Despite some speculation that Sunday night’s games might be cancelled in the wake of Kobe Bryant‘s death, the NBA moved forward with those contests. Moments of silence were held before the games, eight- and 24-second violations were committed in Bryant’s honor, and many players admitted to being preoccupied with thoughts of the longtime Lakers star.
Trail Blazers forward Carmelo Anthony, who played on multiple Team USA squads with Bryant, said that basketball “was the furthest thing on my mind,” but that he believed Kobe would have wanted him to play, per Jason Quick of The Athletic.
“This probably was the hardest game I ever had to play,” Anthony said after scoring 14 points in the Blazers’ home win over Indiana. “Just uh … I don’t know … whoooo. It was tough. It was tough.”
Kyrie Irving, who was held out of Sunday’s Nets contest in New York for “personal reasons,” was said to be devastated by the death of Bryant, who had been his idol growing up, as Brian Lewis of The New York Post details. According to Lewis, Irving left the arena altogether after hearing the news.
“I was with him. I’ll keep [the scene] private, but they were very close,” head coach Kenny Atkinson said of Irving. “Tough, tough, tough, tough times.”
There were “heavy hearts” in the other Madison Square Garden locker room as well, according to Mike Vorkunov of The Athletic, who suggests that many Knicks players didn’t feel like going forward with the game.
“Somebody said to me earlier, ‘Superman is not supposed to die,'” Knicks forward Marcus Morris said. “And to us, he was Superman. I just feel sorry for his family. And the other passengers on there, I feel sorry for their families. It’s just a tough day.”
Blake Murphy of The Athletic provides a look at the Spurs and Raptors players who were heartbroken by the news, while Chris Kirschner of The Athletic looks at the reaction of Hawks guard Trae Young, who received a congratulatory FaceTime call from Kobe and his daughter Gianna after he was named an All-Star starter. Young, who began the game wearing a No. 8 jersey, became the first player to record a 45-point double double on fewer than 25 field goal attempts since Bryant did it in 2006.

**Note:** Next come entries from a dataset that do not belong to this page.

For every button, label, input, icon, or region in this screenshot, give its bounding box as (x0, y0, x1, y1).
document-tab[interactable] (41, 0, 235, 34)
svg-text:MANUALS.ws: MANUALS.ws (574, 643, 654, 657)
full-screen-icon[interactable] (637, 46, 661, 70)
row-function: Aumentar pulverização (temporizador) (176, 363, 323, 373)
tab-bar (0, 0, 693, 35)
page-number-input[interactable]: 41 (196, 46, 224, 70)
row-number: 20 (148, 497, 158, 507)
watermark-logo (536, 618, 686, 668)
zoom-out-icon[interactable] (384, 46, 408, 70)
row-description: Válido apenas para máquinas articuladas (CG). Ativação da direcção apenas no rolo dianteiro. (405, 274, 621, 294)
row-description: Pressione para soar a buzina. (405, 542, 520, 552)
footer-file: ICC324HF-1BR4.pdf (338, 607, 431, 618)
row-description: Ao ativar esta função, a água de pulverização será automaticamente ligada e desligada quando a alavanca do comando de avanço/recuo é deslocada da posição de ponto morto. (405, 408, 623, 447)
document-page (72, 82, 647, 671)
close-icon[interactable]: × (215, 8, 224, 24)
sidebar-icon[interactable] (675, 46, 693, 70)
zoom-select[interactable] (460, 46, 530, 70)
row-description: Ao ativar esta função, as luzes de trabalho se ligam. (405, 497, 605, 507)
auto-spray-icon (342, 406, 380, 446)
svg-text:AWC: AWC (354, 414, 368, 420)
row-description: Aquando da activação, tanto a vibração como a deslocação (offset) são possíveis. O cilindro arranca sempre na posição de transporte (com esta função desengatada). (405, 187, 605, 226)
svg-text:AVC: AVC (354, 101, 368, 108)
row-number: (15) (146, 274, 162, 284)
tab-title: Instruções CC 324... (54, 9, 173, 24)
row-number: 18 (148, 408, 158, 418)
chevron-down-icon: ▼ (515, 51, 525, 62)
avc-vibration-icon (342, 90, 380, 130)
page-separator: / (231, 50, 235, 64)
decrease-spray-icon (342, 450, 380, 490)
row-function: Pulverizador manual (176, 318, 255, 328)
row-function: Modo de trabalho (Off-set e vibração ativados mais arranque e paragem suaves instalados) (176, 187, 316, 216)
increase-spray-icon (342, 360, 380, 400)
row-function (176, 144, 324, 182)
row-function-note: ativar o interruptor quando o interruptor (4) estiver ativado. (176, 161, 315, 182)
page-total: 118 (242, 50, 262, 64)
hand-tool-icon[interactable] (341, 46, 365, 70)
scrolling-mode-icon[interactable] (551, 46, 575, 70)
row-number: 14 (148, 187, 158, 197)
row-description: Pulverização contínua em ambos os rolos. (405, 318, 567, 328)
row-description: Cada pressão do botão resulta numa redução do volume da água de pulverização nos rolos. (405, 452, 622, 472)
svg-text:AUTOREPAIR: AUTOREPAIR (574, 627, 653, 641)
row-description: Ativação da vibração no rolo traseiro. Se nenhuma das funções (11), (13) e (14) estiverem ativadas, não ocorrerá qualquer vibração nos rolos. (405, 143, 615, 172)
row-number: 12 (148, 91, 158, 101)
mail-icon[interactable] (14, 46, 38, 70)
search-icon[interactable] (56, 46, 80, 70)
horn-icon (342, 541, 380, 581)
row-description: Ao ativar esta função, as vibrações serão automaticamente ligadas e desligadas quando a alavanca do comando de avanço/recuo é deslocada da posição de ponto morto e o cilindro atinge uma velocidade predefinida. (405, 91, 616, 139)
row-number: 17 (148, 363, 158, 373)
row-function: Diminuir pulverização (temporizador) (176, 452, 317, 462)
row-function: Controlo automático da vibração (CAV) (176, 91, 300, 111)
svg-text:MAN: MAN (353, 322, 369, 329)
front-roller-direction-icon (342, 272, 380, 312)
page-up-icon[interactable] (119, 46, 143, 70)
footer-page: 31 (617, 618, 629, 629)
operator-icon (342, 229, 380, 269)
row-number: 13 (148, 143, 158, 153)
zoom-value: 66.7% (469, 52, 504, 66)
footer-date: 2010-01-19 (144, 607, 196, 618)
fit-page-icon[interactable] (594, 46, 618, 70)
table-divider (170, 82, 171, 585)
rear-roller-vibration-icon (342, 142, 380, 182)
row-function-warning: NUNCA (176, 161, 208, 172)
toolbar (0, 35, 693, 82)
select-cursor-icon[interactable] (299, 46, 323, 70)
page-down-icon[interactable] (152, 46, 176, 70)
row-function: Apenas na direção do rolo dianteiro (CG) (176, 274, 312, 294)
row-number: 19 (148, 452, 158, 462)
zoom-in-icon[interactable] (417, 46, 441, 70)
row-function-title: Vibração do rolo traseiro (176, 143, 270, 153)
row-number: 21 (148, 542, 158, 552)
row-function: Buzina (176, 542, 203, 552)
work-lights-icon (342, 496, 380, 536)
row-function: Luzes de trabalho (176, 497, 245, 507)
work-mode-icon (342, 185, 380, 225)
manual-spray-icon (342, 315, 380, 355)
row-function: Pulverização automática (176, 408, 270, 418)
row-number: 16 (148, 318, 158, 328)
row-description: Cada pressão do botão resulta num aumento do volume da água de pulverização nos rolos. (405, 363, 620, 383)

- According to a report from CBS Los Angeles, the nine people who were killed in Sunday’s helicopter crash have all been identified. Several of those victims have since been profiled by various outlets, with Alden Gonzalez of ESPN discussing Orange Coast College baseball coach John Altobelli, Scott Gleeson of USA Today writing about girls basketball coach Christina Mauser, and Molly Knight of The Athletic remembering Kobe’s 13-year-old daughter Gigi Bryant.
- More details are emerging on the circumstances surrounding Sunday’s crash, according to Paula Lavigne of ESPN, who writes that the Los Angeles Police Department had grounded its helicopters on Sunday morning due to foggy conditions. It remains to be seen whether those visibility issues were the reason for the crash, and the full investigation may take weeks, writes Mark Medina of USA Today.
- Tania Ganguli and Broderick Turner of The Los Angeles Times explore how Lakers players reacted to the death of the franchise legend.
- Howard Beck of Bleacher Report, who was one of a handful of full-time Lakers beat writers during Kobe’s early years, examines how Bryant evolved into an NBA icon.
- The list of current players who looked up to Bryant and counted on him for advice is long, per Joe Vardon of The Athletic, who notes that LeBron James, Kevin Durant, and Kawhi Leonard were among the superstars who fit that bill.
- An ESPN report details the worldwide impact of Bryant’s death, sharing reactions from around Europe and Asia.